Sunday, November 8, 2015

Real true facts...

This is a triple overstatement. If it is real, it is true and it is a fact, no matter which order you put those words in. A real true editor would delete any two of the three.




However, that doesn't mean we don't know real true facts when we see them.

Real: Elephants can ride specially
built mountain bikes and this proves it.

True: The 9/11 terrorist attack was planned secretly by the Pentagon to give us a reason to go to war.

Fact: Aliens are for real and the government is concealing the evidence and we've all seen them.

Real: The Kennedy assassination was an inside job... and there was another shooter.

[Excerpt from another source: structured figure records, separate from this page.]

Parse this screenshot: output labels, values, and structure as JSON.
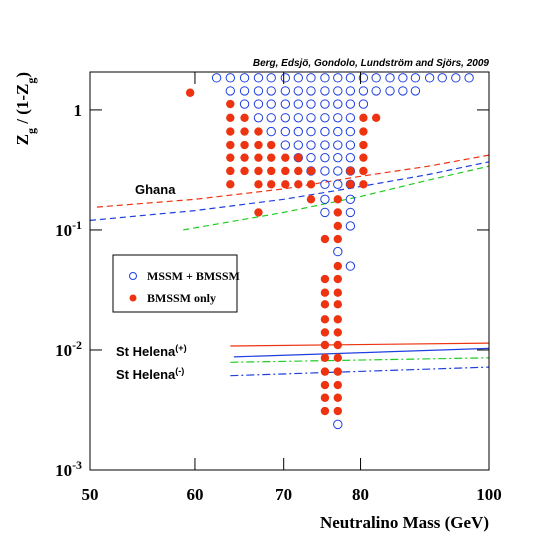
{
  "chart_data": {
    "type": "scatter",
    "credit": "Berg, Edsjö, Gondolo, Lundström and Sjörs, 2009",
    "xlabel": "Neutralino Mass (GeV)",
    "ylabel": "Z_{g} / (1-Z_{g})",
    "xscale": "log",
    "yscale": "log",
    "xlim": [
      50,
      100
    ],
    "ylim": [
      0.001,
      2.07
    ],
    "xticks": [
      50,
      60,
      70,
      80,
      100
    ],
    "yticks": [
      {
        "value": 0.001,
        "label": "10^{-3}"
      },
      {
        "value": 0.01,
        "label": "10^{-2}"
      },
      {
        "value": 0.1,
        "label": "10^{-1}"
      },
      1
    ],
    "annotations": [
      "Ghana",
      "St Helena^{(+)}",
      "St Helena^{(-)}"
    ],
    "series": [
      {
        "name": "MSSM + BMSSM",
        "color": "#1f3fe0",
        "marker": "open",
        "x": [
          62.3,
          63.8,
          65.4,
          67.0,
          68.5,
          70.2,
          71.8,
          73.4,
          75.2,
          76.9,
          78.6,
          80.4,
          82.2,
          84.2,
          86.1,
          88.0,
          90.2,
          92.2,
          94.4,
          96.6,
          63.8,
          65.4,
          67.0,
          68.5,
          70.2,
          71.8,
          73.4,
          75.2,
          76.9,
          78.6,
          80.4,
          82.2,
          84.2,
          86.1,
          88.0,
          65.4,
          67.0,
          68.5,
          70.2,
          71.8,
          73.4,
          75.2,
          76.9,
          78.6,
          80.4,
          67.0,
          68.5,
          70.2,
          71.8,
          73.4,
          75.2,
          76.9,
          78.6,
          68.5,
          70.2,
          71.8,
          73.4,
          75.2,
          76.9,
          78.6,
          70.2,
          71.8,
          73.4,
          75.2,
          76.9,
          78.6,
          71.8,
          73.4,
          75.2,
          76.9,
          78.6,
          73.4,
          75.2,
          76.9,
          78.6,
          75.2,
          76.9,
          78.6,
          75.2,
          78.6,
          75.2,
          78.6,
          78.6,
          76.9,
          78.6,
          76.9
        ],
        "values": [
          1.85,
          1.85,
          1.85,
          1.85,
          1.85,
          1.85,
          1.85,
          1.85,
          1.85,
          1.85,
          1.85,
          1.85,
          1.85,
          1.85,
          1.85,
          1.85,
          1.85,
          1.85,
          1.85,
          1.85,
          1.44,
          1.44,
          1.44,
          1.44,
          1.44,
          1.44,
          1.44,
          1.44,
          1.44,
          1.44,
          1.44,
          1.44,
          1.44,
          1.44,
          1.44,
          1.12,
          1.12,
          1.12,
          1.12,
          1.12,
          1.12,
          1.12,
          1.12,
          1.12,
          1.12,
          0.86,
          0.86,
          0.86,
          0.86,
          0.86,
          0.86,
          0.86,
          0.86,
          0.66,
          0.66,
          0.66,
          0.66,
          0.66,
          0.66,
          0.66,
          0.51,
          0.51,
          0.51,
          0.51,
          0.51,
          0.51,
          0.4,
          0.4,
          0.4,
          0.4,
          0.4,
          0.31,
          0.31,
          0.31,
          0.31,
          0.24,
          0.24,
          0.24,
          0.18,
          0.18,
          0.14,
          0.14,
          0.108,
          0.066,
          0.05,
          0.0024
        ]
      },
      {
        "name": "BMSSM only",
        "color": "#ee3311",
        "marker": "filled",
        "x": [
          59.5,
          67.0,
          73.4,
          82.2,
          63.8,
          63.8,
          63.8,
          63.8,
          63.8,
          63.8,
          63.8,
          65.4,
          65.4,
          65.4,
          65.4,
          65.4,
          67.0,
          67.0,
          67.0,
          67.0,
          67.0,
          68.5,
          68.5,
          68.5,
          68.5,
          70.2,
          70.2,
          70.2,
          71.8,
          71.8,
          71.8,
          73.4,
          73.4,
          75.2,
          75.2,
          75.2,
          75.2,
          75.2,
          75.2,
          75.2,
          75.2,
          75.2,
          75.2,
          75.2,
          75.2,
          76.9,
          76.9,
          76.9,
          76.9,
          76.9,
          76.9,
          76.9,
          76.9,
          76.9,
          76.9,
          76.9,
          76.9,
          76.9,
          76.9,
          76.9,
          76.9,
          78.6,
          78.6,
          80.4,
          80.4,
          80.4,
          80.4,
          80.4,
          80.4
        ],
        "values": [
          1.39,
          0.14,
          0.18,
          0.86,
          1.12,
          0.86,
          0.66,
          0.51,
          0.4,
          0.31,
          0.24,
          0.86,
          0.66,
          0.51,
          0.4,
          0.31,
          0.66,
          0.51,
          0.4,
          0.31,
          0.24,
          0.51,
          0.4,
          0.31,
          0.24,
          0.4,
          0.31,
          0.24,
          0.4,
          0.31,
          0.24,
          0.31,
          0.24,
          0.084,
          0.039,
          0.03,
          0.024,
          0.018,
          0.014,
          0.011,
          0.0086,
          0.0066,
          0.0051,
          0.004,
          0.0031,
          0.18,
          0.14,
          0.108,
          0.084,
          0.05,
          0.039,
          0.03,
          0.024,
          0.018,
          0.014,
          0.011,
          0.0086,
          0.0066,
          0.0051,
          0.004,
          0.0031,
          0.31,
          0.24,
          0.86,
          0.66,
          0.51,
          0.4,
          0.31,
          0.24
        ]
      }
    ],
    "lines": [
      {
        "color": "#ee3311",
        "dash": "dashed",
        "x": [
          50.6,
          60,
          70,
          80,
          90,
          100
        ],
        "values": [
          0.155,
          0.18,
          0.22,
          0.28,
          0.34,
          0.42
        ]
      },
      {
        "color": "#1f3fe0",
        "dash": "dashed",
        "x": [
          50,
          60,
          70,
          80,
          90,
          100
        ],
        "values": [
          0.12,
          0.145,
          0.18,
          0.23,
          0.29,
          0.37
        ]
      },
      {
        "color": "#22cc22",
        "dash": "dashed",
        "x": [
          58.8,
          70,
          80,
          90,
          100
        ],
        "values": [
          0.1,
          0.14,
          0.19,
          0.26,
          0.34
        ]
      },
      {
        "color": "#ee3311",
        "dash": "solid",
        "x": [
          63.8,
          100
        ],
        "values": [
          0.0108,
          0.0114
        ]
      },
      {
        "color": "#1f3fe0",
        "dash": "solid",
        "x": [
          64.2,
          100
        ],
        "values": [
          0.00875,
          0.0103
        ]
      },
      {
        "color": "#22cc22",
        "dash": "dashdot",
        "x": [
          63.8,
          100
        ],
        "values": [
          0.0079,
          0.0086
        ]
      },
      {
        "color": "#1f3fe0",
        "dash": "dashdot",
        "x": [
          63.8,
          100
        ],
        "values": [
          0.0061,
          0.0072
        ]
      }
    ]
  }
}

True--The United States allowed the Japanese to bomb Pearl Harbor because war would stimulate the economy and pull us out of depression woes.


 
Fact: There is no proof the earth is round and if it was, people would be falling off when they were upside down.


In Suspicious Minds,  new book by Rob Brotherton, he says we are biologically hardwired to find patterns in unrelated events. This is why more than half of us still believe the government is concealing facts about 9/11 and four out of ten think global warming is a political ploy.

"These conclusions," Brotherton says, are typically drawn from a hodgepodge of unverified photos and news reports and have only been amplified by the internet which helps connect people with similar mind-sets."

Blog disclaimer: All of the photos shown here have been verified  by me as authentic.
  
"When we are faced with events we cannot understand," the author continues, "it's natural for our brains to crate a narrative--even if it means 'casting the world in terms of us versus them' to potentially dangerous ends.

"Chances are," he says, you know some of those people. Chances are you are one." 

All I say is that one picture is worth a thousand words. THE CUBS WIN THE WORLD SERIES!


I think I have made my point.

PS for real: The most respected college professor I had, Dr. Paul Snider, told his fledgling journalism class that if any one of us EVER wrote "One picture is worth a thousand words," he would stamp our paper with his giant, red FE (Fact Error) stamp and we would fail the course. This one's for you Paul.